Tell Me Something I Don't Know.

Tell Me Something I Don't Know.

A/N: Dedicated to SomeGuy, to prove to him that I'm still writing.

“You’re in love with Gabbi, aren't you, Grandpa?”

I turned to my younger friend, Rishi, a girl about fourteen or so, with bouncy brown hair and blue eyes that normally sparkled with excitement. Rishi was kneeling down on the sidewalk, her finger tracing the concrete ground as if she was deep in thought.

“Aren’t you?”

Rishi’s simple, yet quite blunt, words took me by surprise. Normally, Rishi was so cheerful and happy, but her eyes told me something was bothering her, and she was upset...did it have to do with me?

“Well? Answer me, damn it.”

“...I am in love with her. How did you know? I mean...is it that obvious?” I replied. I could feel my face turn a bit pink at admitting something so personal.

“Not really.” Rishi said. “Guess you could call it instinct or woman's intuition or something.” Rishi shrugged, her back turned to me. “You’re in love with her, but she doesn’t know. That kind of sucks, Grandpa.”

Honestly, I wish she would stop calling me by that nickname she gave to me when we met. So what if I was two years older than her? She didn’t have to make me feel old.

“What’s your point with all this?” I asked carefully, trying not to get her angry. I had never seen Rishi angry--and frankly, I didn’t want to know what it was like. If she was anything like Gabbi, which she was, then all Hell would break loose for me if she got upset.

Rishi looked up at me, almost glaring. I recoiled. Defiantly like Gabbi, I thought.

“You’re so stupid, Grandpa.” She muttered, returning to her former activity of tracing the sidewalk. “You don’t have any guts to tell the girl you’re in love with your feelings. Sure, Gabbi can be scary sometimes--I've experienced her wrath a lot--but so what? Why are you so scared?”

“Are you reading my mind?” I asked her, pushing my sandy brown hair out of my eyes.

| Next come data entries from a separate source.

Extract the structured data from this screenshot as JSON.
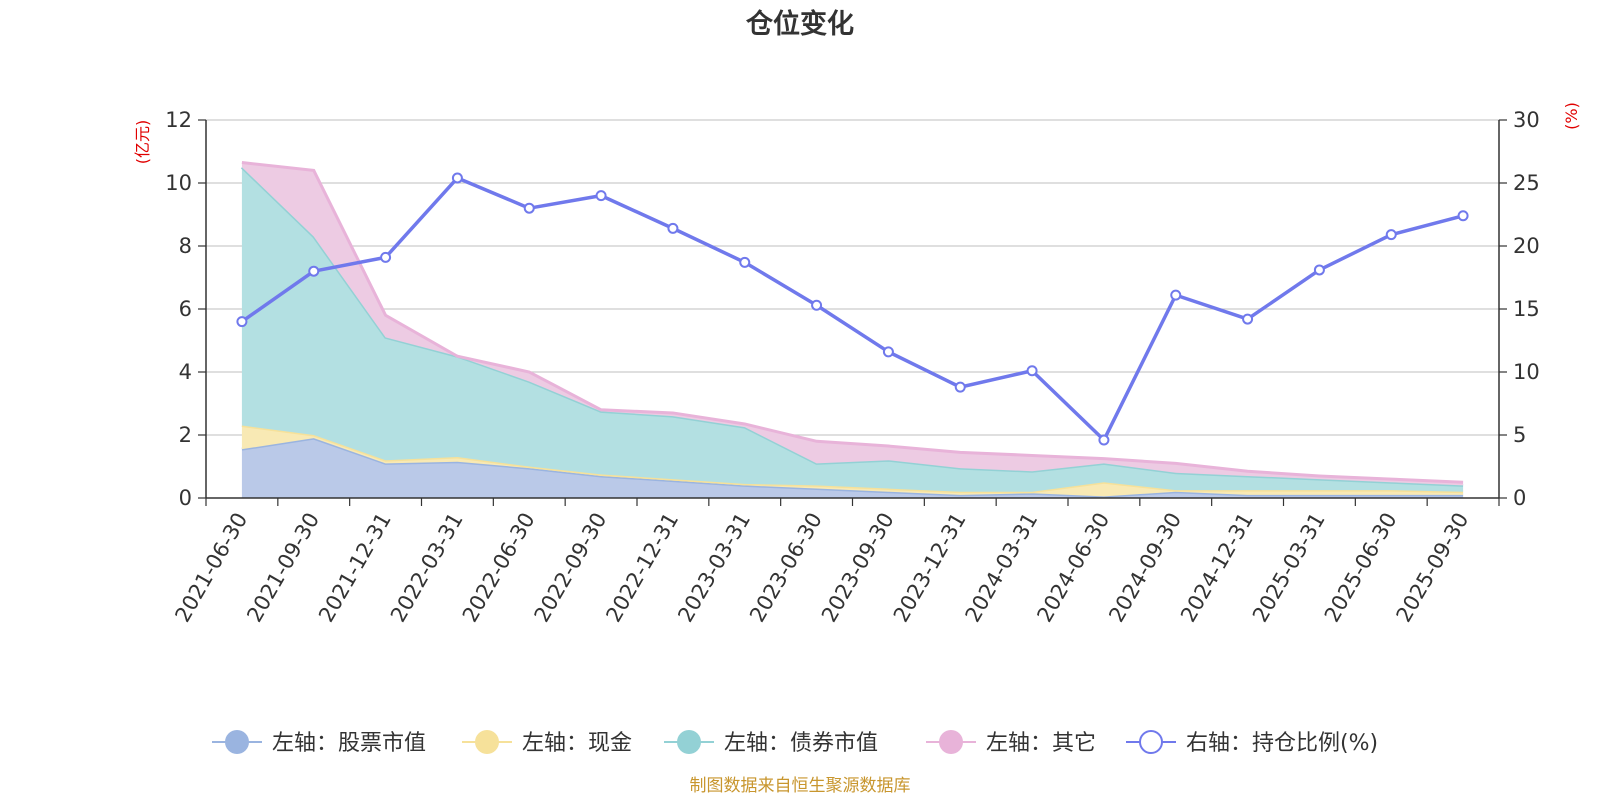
{
  "chart_data": {
    "type": "area",
    "title": "仓位变化",
    "categories": [
      "2021-06-30",
      "2021-09-30",
      "2021-12-31",
      "2022-03-31",
      "2022-06-30",
      "2022-09-30",
      "2022-12-31",
      "2023-03-31",
      "2023-06-30",
      "2023-09-30",
      "2023-12-31",
      "2024-03-31",
      "2024-06-30",
      "2024-09-30",
      "2024-12-31",
      "2025-03-31",
      "2025-06-30",
      "2025-09-30"
    ],
    "left_axis": {
      "label": "(亿元)",
      "min": 0,
      "max": 12,
      "ticks": [
        0,
        2,
        4,
        6,
        8,
        10,
        12
      ]
    },
    "right_axis": {
      "label": "(%)",
      "min": 0,
      "max": 30,
      "ticks": [
        0,
        5,
        10,
        15,
        20,
        25,
        30
      ]
    },
    "stacked_series": [
      {
        "name": "左轴：股票市值",
        "color": "#9ab4e0",
        "fill": "#bac9e8",
        "values": [
          1.55,
          1.9,
          1.1,
          1.15,
          0.95,
          0.7,
          0.55,
          0.4,
          0.3,
          0.2,
          0.1,
          0.15,
          0.05,
          0.2,
          0.1,
          0.1,
          0.1,
          0.1
        ]
      },
      {
        "name": "左轴：现金",
        "color": "#f6e19a",
        "fill": "#f8e9b4",
        "values": [
          0.75,
          0.1,
          0.1,
          0.15,
          0.05,
          0.05,
          0.05,
          0.05,
          0.1,
          0.1,
          0.1,
          0.05,
          0.45,
          0.05,
          0.15,
          0.15,
          0.15,
          0.1
        ]
      },
      {
        "name": "左轴：债券市值",
        "color": "#93d1d5",
        "fill": "#b3e0e2",
        "values": [
          8.2,
          6.3,
          3.9,
          3.2,
          2.7,
          2.0,
          2.0,
          1.8,
          0.7,
          0.9,
          0.75,
          0.65,
          0.6,
          0.55,
          0.45,
          0.35,
          0.25,
          0.2
        ]
      },
      {
        "name": "左轴：其它",
        "color": "#e8b3d9",
        "fill": "#edcbe3",
        "values": [
          0.15,
          2.1,
          0.7,
          0.0,
          0.3,
          0.05,
          0.1,
          0.1,
          0.7,
          0.45,
          0.5,
          0.5,
          0.15,
          0.3,
          0.15,
          0.1,
          0.1,
          0.1
        ]
      }
    ],
    "line_series": {
      "name": "右轴：持仓比例(%)",
      "color": "#7079ec",
      "values": [
        14.0,
        18.0,
        19.1,
        25.4,
        23.0,
        24.0,
        21.4,
        18.7,
        15.3,
        11.6,
        8.8,
        10.1,
        4.6,
        16.1,
        14.2,
        18.1,
        20.9,
        22.4
      ]
    },
    "legend_position": "bottom",
    "grid": true
  },
  "footer": {
    "source": "制图数据来自恒生聚源数据库"
  }
}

“No. It’s just written all over your face.” Rishi said bluntly. “It’s so stupid, grandpa!” She faced me as if we were about to fight a major Street Fighter battle. Her fists clenched. “Why can’t you tell her? Because you’re afraid?! You coward!” Rishi yelled, pointing an accusing finger at me. “It doesn’t matter, cuz you—-she could be in love with you, too...!” Rishi's voice turned desperate.

Realizing her tears, Rishi quickly turned away, wiping her eyes. I had never seen Rishi act like this before—-she was always so cheerful and carefree-—but it was like something was eating away at her at that moment, something important to her...

“I’m waiting for the right time.” I said, shaken. “I’m waiting for the right time to tell her.”

Rishi pouted, tears brimming in her blue eyes. “There’s never a ‘right time’, dummy. You can’t wait for a perfect opportunity...your problems aren’t just going to ‘go away’ if you wait. You have to carve your happiness with your own two hands! If you wait on your ass your entire life, all you’ll end up with is regrets...you’ll really be able to be a grandpa by the time you realize that, at the rate you’re going.” Rishi folded her arms, looking at the horizon. “Don’t do something stupid like that.”

“You enjoy saying the word stupid, don’t you?”

“Damn straight.” Rishi shot back. “It’s the truth, you know. You are being pretty stupid.”

I sighed. “You’re not like a lot of people, Rishi.” I finally said, smiling.

“Tell me something I don’t know.”

“I mean...You don’t hide behind words like a lot of other people do you speak the truth...people our age aren't the types of people to do that.”

“You’re two years older than me, Grandpa.” Rishi said, cutting me off from my monologue. “You’re hardly ‘my age’.”

“Guess that’s true.” I laughed. “But still...you’re different. Unique, if you will.”

Rishi grinned at me, the grin I had come to know so well. “Again, tell me something I don’t know.”